To say that T-Mobile is the only low- or lowest-cost provider or that there would be only high-priced service plans available to Americans after a merger of T-Mobile and AT&T is factually incorrect.  There may be reasons to oppose the merger, but fear that it will eliminate the lowest-cost competitor is not one of them.

Perhaps what is even more interesting is that Sprint, while loudly opposing the acquisition, will in all likelihood be the biggest winner of T-Mobile’s disappearance. It is already the best positioned value provider in the wireless industry. Sprint’s post-paid plans are providing great value, while its Boost brand is a leader in the disruptive unlimited segment, and its Virgin Mobile brand is well represented in the per-minute prepaid segment. No other provider has as firmly anchored itself as the low-cost provider as Sprint, and no other carrier in the U.S. has done a better job in improving its customer service than Sprint.

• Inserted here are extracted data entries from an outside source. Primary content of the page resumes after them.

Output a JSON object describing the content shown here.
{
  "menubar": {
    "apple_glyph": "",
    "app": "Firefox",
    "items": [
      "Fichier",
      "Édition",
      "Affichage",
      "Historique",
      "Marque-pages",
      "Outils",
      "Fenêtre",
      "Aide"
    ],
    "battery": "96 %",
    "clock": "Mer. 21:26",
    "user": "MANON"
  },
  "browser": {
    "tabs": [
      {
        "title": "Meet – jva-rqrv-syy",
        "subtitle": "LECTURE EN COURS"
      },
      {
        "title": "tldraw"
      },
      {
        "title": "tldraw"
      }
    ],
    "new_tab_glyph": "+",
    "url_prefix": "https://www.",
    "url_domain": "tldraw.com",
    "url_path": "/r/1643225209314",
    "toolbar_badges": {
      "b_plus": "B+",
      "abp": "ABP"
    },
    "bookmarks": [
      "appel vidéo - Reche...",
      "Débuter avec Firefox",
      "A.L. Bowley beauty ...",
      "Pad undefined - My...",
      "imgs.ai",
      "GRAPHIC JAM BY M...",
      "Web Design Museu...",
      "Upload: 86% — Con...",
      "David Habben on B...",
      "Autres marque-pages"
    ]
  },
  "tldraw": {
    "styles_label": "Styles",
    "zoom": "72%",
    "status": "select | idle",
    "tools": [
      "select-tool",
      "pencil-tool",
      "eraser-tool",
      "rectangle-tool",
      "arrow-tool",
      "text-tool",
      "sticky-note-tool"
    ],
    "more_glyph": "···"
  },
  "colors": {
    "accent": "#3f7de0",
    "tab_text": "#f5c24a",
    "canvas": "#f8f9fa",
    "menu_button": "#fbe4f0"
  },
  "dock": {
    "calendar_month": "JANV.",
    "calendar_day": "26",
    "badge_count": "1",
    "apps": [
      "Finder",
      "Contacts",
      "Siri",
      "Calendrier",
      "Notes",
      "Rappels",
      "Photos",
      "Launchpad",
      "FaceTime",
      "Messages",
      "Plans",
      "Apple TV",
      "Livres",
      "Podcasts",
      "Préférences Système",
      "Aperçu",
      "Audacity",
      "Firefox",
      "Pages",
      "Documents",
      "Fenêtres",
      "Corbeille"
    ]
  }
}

When Dan Hesse took over Sprint it was dead last in customer service. In the last four years, the company has gone from being the worst to being tied for the best customer service, and this has helped to attract and retain customers. When the remaining, value-conscious T-Mobile customers are looking for a new carrier, Sprint and its fighter brands will be at the top of their consideration list, and unless Sprint raises its prices, they will most likely become Sprint customers.

It’s a funny business indeed where one of the biggest beneficiaries of a merger is one of its biggest opponents.